A l’issu de ces trois exposés, un jeu de questions – réponses a été au rendez-vous. Les différents intervenants se sont rendus à l’évidence que si rien n’est fait aujourd’hui, le processus électoral ne sera pas apaisé à l’Est du pays. En effet, la communauté fait face à une inquiétude, celle relative aux manœuvres tendant à la décourager à participer massivement aux élections prochaines (réduction très sensible des centres d’inscription, recrutement des Opérateurs de saisie moins performants, insuffisance et pannes intempestives des machines, insécurité permanente dans certains coins,…). Par ailleurs, dans l’unanimité, l’assemblée est revenue sur la résolution qui a été adoptée dans la deuxième Conférence Beni 2009 selon laquelle « les mandataires du peuple devrons signer un Pacte de Dévouement à la Cause Communautaire ».
Cette journée s’est clôturée par un repas cordial partagé entre les frères.

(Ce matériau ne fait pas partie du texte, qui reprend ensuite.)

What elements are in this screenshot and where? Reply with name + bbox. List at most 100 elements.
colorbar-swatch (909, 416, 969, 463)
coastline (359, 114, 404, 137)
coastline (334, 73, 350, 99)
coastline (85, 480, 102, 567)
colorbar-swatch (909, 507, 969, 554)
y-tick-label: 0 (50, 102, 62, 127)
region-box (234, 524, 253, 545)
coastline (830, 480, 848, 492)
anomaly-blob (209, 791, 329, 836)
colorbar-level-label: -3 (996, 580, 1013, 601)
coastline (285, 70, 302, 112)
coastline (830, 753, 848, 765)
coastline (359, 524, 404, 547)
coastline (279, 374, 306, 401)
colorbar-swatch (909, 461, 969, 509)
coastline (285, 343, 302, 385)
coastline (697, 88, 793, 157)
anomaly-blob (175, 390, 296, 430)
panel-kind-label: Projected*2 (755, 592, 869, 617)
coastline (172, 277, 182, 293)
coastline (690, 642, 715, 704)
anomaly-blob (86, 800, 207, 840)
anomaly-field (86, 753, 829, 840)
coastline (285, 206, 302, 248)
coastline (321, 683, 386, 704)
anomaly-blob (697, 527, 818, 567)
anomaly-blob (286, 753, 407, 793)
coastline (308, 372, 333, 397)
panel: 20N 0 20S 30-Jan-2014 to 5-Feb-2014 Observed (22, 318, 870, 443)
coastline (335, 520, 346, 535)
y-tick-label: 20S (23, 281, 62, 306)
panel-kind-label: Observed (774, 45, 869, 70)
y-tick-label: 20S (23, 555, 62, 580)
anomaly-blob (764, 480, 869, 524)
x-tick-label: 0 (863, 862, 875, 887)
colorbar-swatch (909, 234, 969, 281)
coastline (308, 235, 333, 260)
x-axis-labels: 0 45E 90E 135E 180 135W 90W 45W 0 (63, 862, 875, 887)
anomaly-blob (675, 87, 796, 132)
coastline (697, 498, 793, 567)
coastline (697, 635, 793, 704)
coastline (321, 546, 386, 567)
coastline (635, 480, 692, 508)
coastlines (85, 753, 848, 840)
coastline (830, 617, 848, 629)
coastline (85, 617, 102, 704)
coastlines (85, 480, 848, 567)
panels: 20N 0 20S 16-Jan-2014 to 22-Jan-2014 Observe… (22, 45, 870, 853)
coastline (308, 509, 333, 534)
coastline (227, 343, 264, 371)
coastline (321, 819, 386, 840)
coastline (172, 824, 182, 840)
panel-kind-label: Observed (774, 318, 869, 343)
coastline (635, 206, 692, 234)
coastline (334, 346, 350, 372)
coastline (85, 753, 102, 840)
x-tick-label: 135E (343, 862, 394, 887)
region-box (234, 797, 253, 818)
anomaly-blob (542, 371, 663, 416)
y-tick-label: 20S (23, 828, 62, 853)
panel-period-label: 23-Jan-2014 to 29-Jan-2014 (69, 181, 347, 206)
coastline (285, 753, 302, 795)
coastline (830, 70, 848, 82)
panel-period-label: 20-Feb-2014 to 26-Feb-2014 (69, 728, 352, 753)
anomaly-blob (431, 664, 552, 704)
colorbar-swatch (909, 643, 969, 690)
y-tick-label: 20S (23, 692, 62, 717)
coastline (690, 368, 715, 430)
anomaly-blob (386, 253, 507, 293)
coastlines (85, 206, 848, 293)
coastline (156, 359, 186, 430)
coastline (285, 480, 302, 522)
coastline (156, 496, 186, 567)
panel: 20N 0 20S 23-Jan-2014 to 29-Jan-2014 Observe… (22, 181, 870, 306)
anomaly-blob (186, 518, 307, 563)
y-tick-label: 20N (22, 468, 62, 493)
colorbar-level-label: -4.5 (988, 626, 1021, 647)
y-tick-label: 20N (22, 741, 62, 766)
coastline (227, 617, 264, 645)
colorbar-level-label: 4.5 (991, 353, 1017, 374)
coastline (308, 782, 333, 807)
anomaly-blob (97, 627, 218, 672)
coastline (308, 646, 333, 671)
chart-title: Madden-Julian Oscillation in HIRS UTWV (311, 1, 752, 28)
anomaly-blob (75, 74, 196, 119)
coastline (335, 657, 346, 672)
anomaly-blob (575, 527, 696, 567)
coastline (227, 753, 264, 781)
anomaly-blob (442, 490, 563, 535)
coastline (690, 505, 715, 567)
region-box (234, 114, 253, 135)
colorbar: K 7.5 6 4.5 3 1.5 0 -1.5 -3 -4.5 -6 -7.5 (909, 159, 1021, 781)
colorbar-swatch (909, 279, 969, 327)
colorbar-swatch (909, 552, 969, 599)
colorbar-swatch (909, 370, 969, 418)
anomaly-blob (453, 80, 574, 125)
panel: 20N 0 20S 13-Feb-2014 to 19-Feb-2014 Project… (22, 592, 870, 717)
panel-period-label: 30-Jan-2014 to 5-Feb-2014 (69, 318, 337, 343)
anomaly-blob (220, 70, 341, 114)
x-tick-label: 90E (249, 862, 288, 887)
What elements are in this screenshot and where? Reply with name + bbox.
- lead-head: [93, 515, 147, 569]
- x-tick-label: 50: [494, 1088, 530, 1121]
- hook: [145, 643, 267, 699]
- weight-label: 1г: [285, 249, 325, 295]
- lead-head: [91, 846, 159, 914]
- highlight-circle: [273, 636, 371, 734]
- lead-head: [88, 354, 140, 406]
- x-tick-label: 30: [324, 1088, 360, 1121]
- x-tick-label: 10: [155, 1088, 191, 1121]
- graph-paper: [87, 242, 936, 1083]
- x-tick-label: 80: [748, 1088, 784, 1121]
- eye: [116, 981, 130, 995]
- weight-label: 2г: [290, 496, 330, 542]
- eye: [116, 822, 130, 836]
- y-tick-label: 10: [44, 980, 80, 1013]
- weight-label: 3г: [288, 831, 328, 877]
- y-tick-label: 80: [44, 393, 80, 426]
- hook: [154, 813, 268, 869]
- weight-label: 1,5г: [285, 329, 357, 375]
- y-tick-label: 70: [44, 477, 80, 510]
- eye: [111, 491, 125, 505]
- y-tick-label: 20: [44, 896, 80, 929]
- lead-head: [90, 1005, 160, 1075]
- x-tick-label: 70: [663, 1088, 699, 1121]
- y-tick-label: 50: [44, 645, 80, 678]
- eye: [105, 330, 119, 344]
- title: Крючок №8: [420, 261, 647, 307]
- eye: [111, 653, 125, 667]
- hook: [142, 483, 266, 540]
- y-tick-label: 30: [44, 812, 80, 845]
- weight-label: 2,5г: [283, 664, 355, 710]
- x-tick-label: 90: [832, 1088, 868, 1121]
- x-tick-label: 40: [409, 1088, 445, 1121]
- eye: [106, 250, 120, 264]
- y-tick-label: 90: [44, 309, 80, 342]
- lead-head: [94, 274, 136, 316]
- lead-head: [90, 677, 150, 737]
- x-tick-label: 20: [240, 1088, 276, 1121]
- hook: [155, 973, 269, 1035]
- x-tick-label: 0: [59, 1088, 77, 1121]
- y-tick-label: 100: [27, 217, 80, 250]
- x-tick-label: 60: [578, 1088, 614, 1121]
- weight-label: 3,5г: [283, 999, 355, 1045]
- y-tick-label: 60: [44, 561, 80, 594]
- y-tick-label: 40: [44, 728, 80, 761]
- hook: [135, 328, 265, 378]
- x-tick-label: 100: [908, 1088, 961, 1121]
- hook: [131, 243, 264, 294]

3ème Journée : Samedi 16 avril 2011
Si le 1er jour était consacré au tour d’horizon du Vuyira où la menace contre la communauté était décriée, le deuxième jour était tourné vers l’analyse du processus électoral 2011. Ce troisième jour était le travail d’un groupe restreint des vieux sages de la communauté pour mettre au point les éléments traités aux cours des plénières précédentes. Après analyse des situations préoccupantes, le Conseil restreint a adopté ce qui suit :
– Toute la Communauté Yira de la RDC est appelée à participer massivement au processus électoral en cours ;
– La journée du mercredi 20 avril 2011 est décrétée journée de deuil à l’intention de tous les Yira du terroir ainsi que ceux de la diaspora.
– La Session du Conseil Culturel prévue pour le mois de juillet 2011 à Kyondo est reportée en Août, la veille de la Conférence à OICHA.